Consider the model:
$ y_i = \beta' X_i + u_i $ if RHS $> 0.$
$ y_i = 0$ otherwise.
So the expected value of $y$ under condition of $y_i > 0$ is:
$$ E(y_i| y_i >0) = \beta' X_i + E(u_i|u_i > -\beta'X_i)$$
$ E(y_i| y_i >0)= \beta' X_i + \sigma \dfrac{\phi_i}{\Phi_i}$, where $ \phi_i$ and $\Phi_i$ are the density function and the distribution of the standard normal evaluated at $\beta'X_i/\sigma$. $\sigma$ is variance of $u_i$.
My question is: why $E(u_i|u_i > -\beta'X_i)= \sigma \dfrac{\phi_i}{\Phi_i}$ and what is the meaning of ratio $\dfrac{\phi_i}{\Phi_i}$?
Assume $u_i\in N(0,\sigma^2)$, $\sigma$ the standard deviation.

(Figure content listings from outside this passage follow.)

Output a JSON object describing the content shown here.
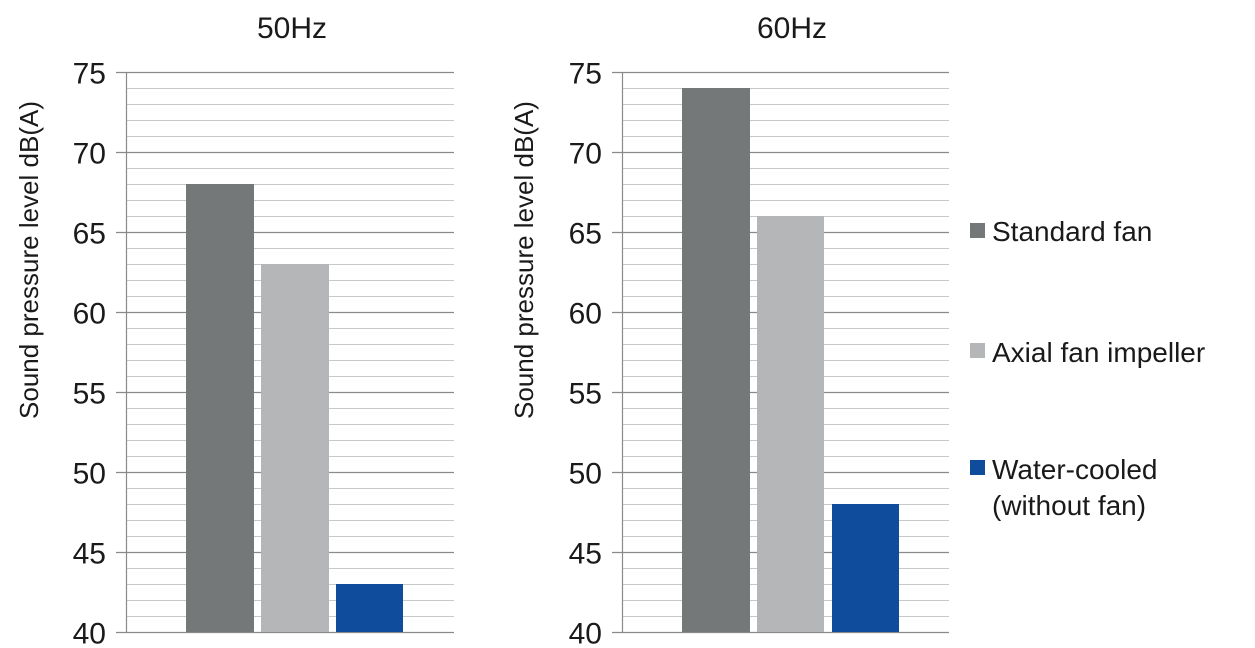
{
  "chart_data": [
    {
      "type": "bar",
      "title": "50Hz",
      "ylabel": "Sound pressure level dB(A)",
      "ylim": [
        40,
        75
      ],
      "yticks": [
        40,
        45,
        50,
        55,
        60,
        65,
        70,
        75
      ],
      "minor_grid_step": 1,
      "grid": true,
      "series": [
        {
          "name": "Standard fan",
          "values": [
            68
          ]
        },
        {
          "name": "Axial fan impeller",
          "values": [
            63
          ]
        },
        {
          "name": "Water-cooled (without fan)",
          "values": [
            43
          ]
        }
      ]
    },
    {
      "type": "bar",
      "title": "60Hz",
      "ylabel": "Sound pressure level dB(A)",
      "ylim": [
        40,
        75
      ],
      "yticks": [
        40,
        45,
        50,
        55,
        60,
        65,
        70,
        75
      ],
      "minor_grid_step": 1,
      "grid": true,
      "series": [
        {
          "name": "Standard fan",
          "values": [
            74
          ]
        },
        {
          "name": "Axial fan impeller",
          "values": [
            66
          ]
        },
        {
          "name": "Water-cooled (without fan)",
          "values": [
            48
          ]
        }
      ]
    }
  ],
  "legend": {
    "placement": "right",
    "items": [
      {
        "lines": [
          "Standard fan"
        ],
        "color": "#757879"
      },
      {
        "lines": [
          "Axial fan impeller"
        ],
        "color": "#b4b6b7"
      },
      {
        "lines": [
          "Water-cooled",
          "(without fan)"
        ],
        "color": "#0f4c9c"
      }
    ]
  },
  "colors": {
    "standard_fan": "#757879",
    "axial_fan": "#b4b6b7",
    "water_cooled": "#0f4c9c",
    "minor_grid": "#c8c8c8",
    "major_grid": "#8a8a8a"
  }
}
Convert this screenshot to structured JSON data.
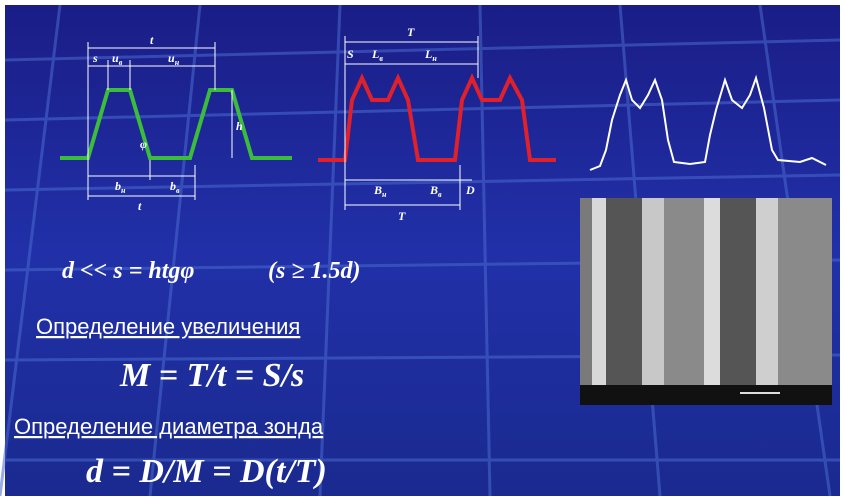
{
  "slide": {
    "trapezoid_labels": {
      "t_top": "t",
      "s": "s",
      "u1": {
        "main": "u",
        "sub": "в"
      },
      "u2": {
        "main": "u",
        "sub": "н"
      },
      "h": "h",
      "phi": "φ",
      "b1": {
        "main": "b",
        "sub": "н"
      },
      "b2": {
        "main": "b",
        "sub": "в"
      },
      "t_bottom": "t"
    },
    "profile_labels": {
      "T_top": "T",
      "S": "S",
      "L1": {
        "main": "L",
        "sub": "в"
      },
      "L2": {
        "main": "L",
        "sub": "н"
      },
      "B1": {
        "main": "B",
        "sub": "н"
      },
      "B2": {
        "main": "B",
        "sub": "в"
      },
      "D": "D",
      "T_bottom": "T"
    },
    "formula_condition": "d << s = htgφ",
    "formula_condition_note": "(s ≥ 1.5d)",
    "heading_magnification": "Определение увеличения",
    "formula_magnification": "M = T/t = S/s",
    "heading_probe": "Определение диаметра зонда",
    "formula_probe": "d = D/M = D(t/T)"
  }
}
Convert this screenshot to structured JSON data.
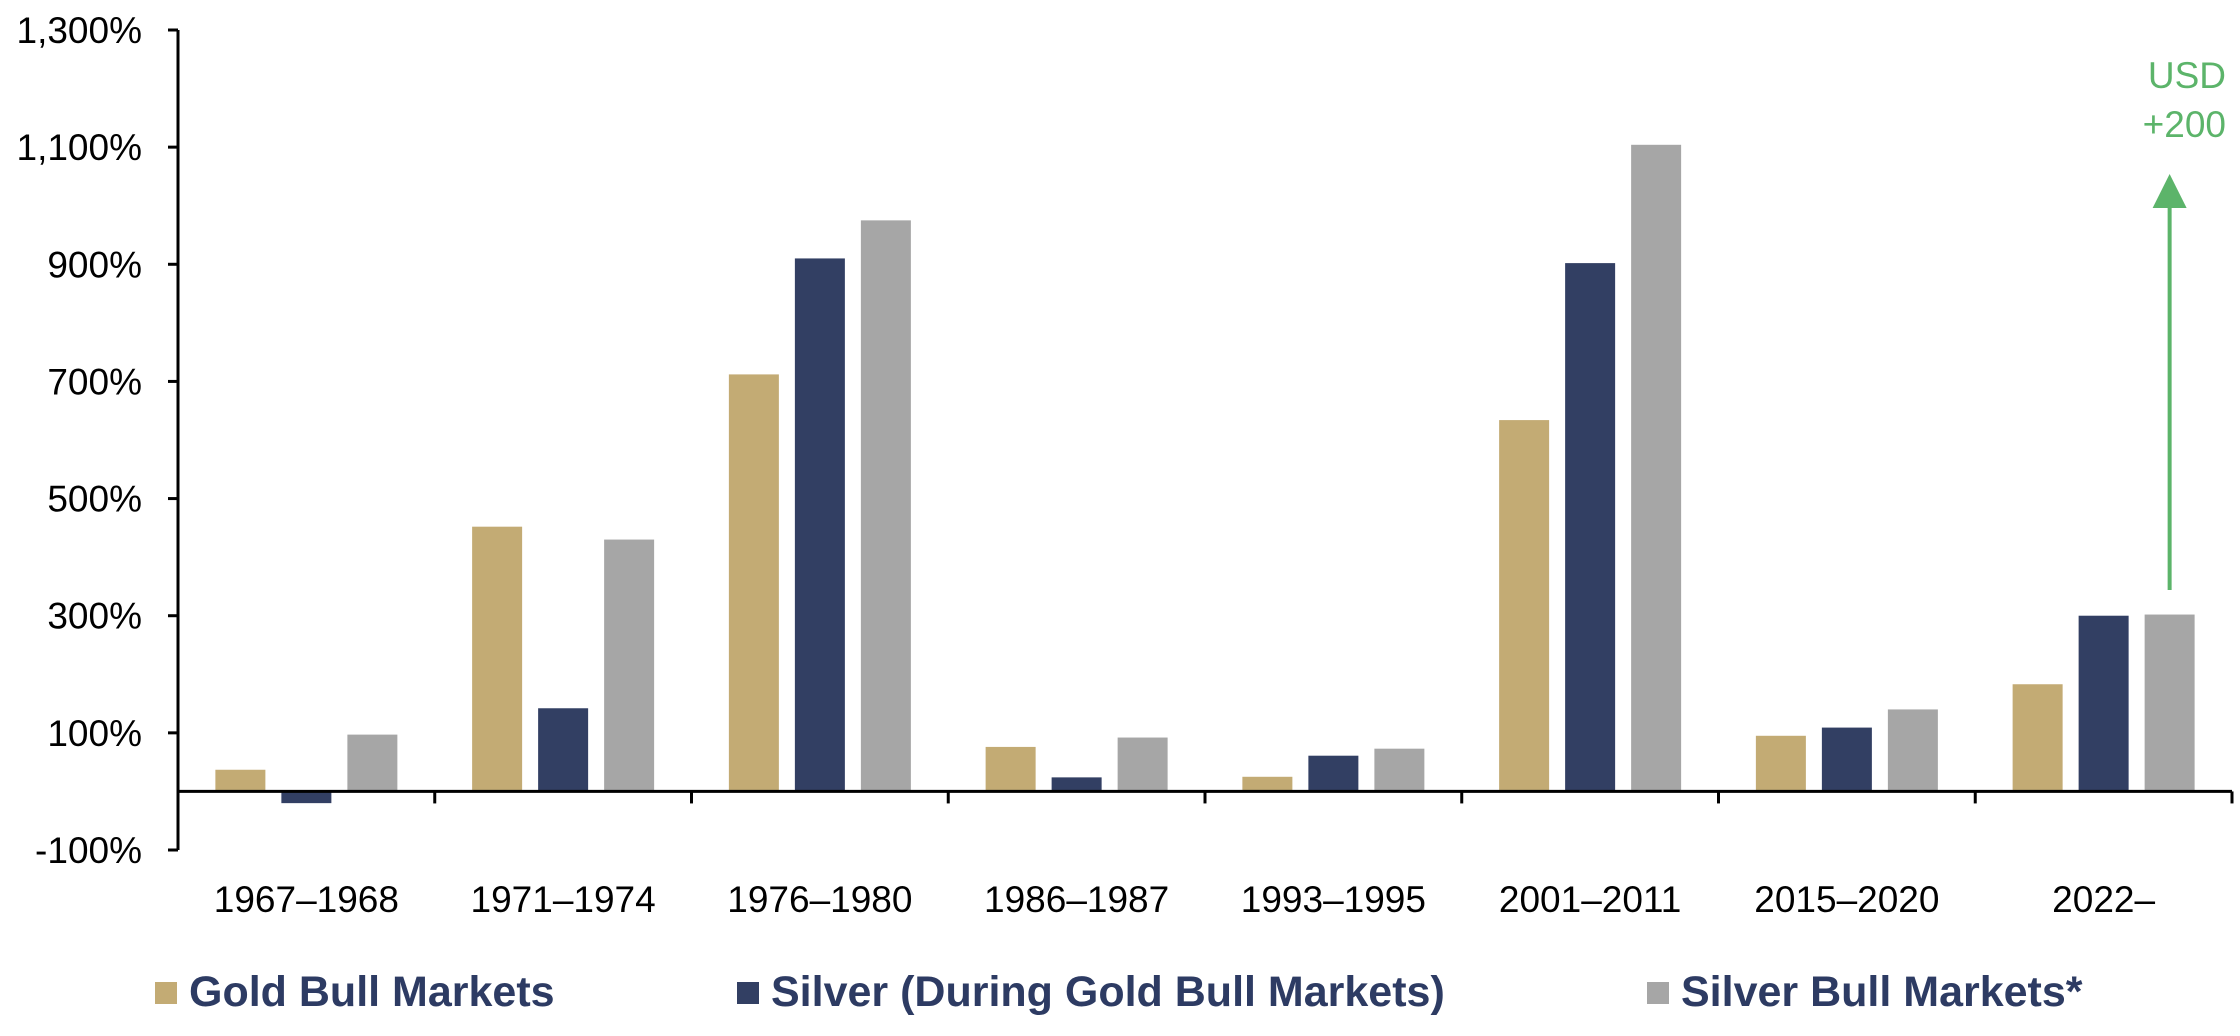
{
  "chart_data": {
    "type": "bar",
    "categories": [
      "1967–1968",
      "1971–1974",
      "1976–1980",
      "1986–1987",
      "1993–1995",
      "2001–2011",
      "2015–2020",
      "2022–"
    ],
    "series": [
      {
        "name": "Gold Bull Markets",
        "color": "#c3ab74",
        "values": [
          37,
          452,
          712,
          76,
          25,
          634,
          95,
          183
        ]
      },
      {
        "name": "Silver (During Gold Bull Markets)",
        "color": "#323f63",
        "values": [
          -20,
          142,
          910,
          24,
          61,
          902,
          109,
          300
        ]
      },
      {
        "name": "Silver Bull Markets*",
        "color": "#a6a6a6",
        "values": [
          97,
          430,
          975,
          92,
          73,
          1104,
          140,
          302
        ]
      }
    ],
    "ylim": [
      -100,
      1300
    ],
    "yticks": [
      -100,
      100,
      300,
      500,
      700,
      900,
      1100,
      1300
    ],
    "ytick_labels": [
      "-100%",
      "100%",
      "300%",
      "500%",
      "700%",
      "900%",
      "1,100%",
      "1,300%"
    ],
    "xlabel": "",
    "ylabel": "",
    "title": "",
    "grid": false,
    "legend_position": "bottom",
    "annotation": {
      "lines": [
        "USD",
        "+200"
      ],
      "color": "#5cb46a",
      "category": "2022–"
    }
  }
}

I think that one should use large deviations to analyse this. Note that. So assume $a$ positive and large, then
$$ E(u_i|u_i > a) = a + \int_a^\infty P(u_i>x|u_i>a) \,dx = a + \int_a^\infty P(u_i>x)/P(u_i>a) \,dx=a + \frac{\int_a^\infty P(u_i>x)\,dx}{P(u_i>a)} $$
Now large deviations means that $$ P(u_i>x) \approx \frac{\sigma}{x\sqrt{2\pi}}\exp(-x^2/(2\sigma^2)) $$
Now, for the bulk of this integral of this is $\frac{1}{x}\approx 1/a$ hence another application of the approximation lead to, $$ E(u_i|u_i > a) \approx a + \frac{\frac{\sigma^3}{a^2}\phi(a)}{P(u_i>a)} $$
Now use the following identity $$ 0 = E(u) = E(u|u>-a)P(u>-a) + E(u|u<-a)P(u<-a) $$ And hence conclude that (with a play of the symmetry and another application of the large deviation approximation), $$ E(u|u>-a) = a\frac{P(u<-a)}{P(u>-a)} + \frac{\frac{\sigma^3}{a^2}\phi(a/\sigma)}{\Phi(a/\sigma)} \approx \left ( \sigma + \frac{\sigma^3}{a^2} \right )\frac{\phi(a/\sigma)}{\Phi(a/\sigma)} $$ Now for $a^2>>\sigma^3$ the second term in the paranthesis can be removed and you get the expression, assuming the offset large enugh so that the approximations are ok, but with $\sigma$ standard deviation.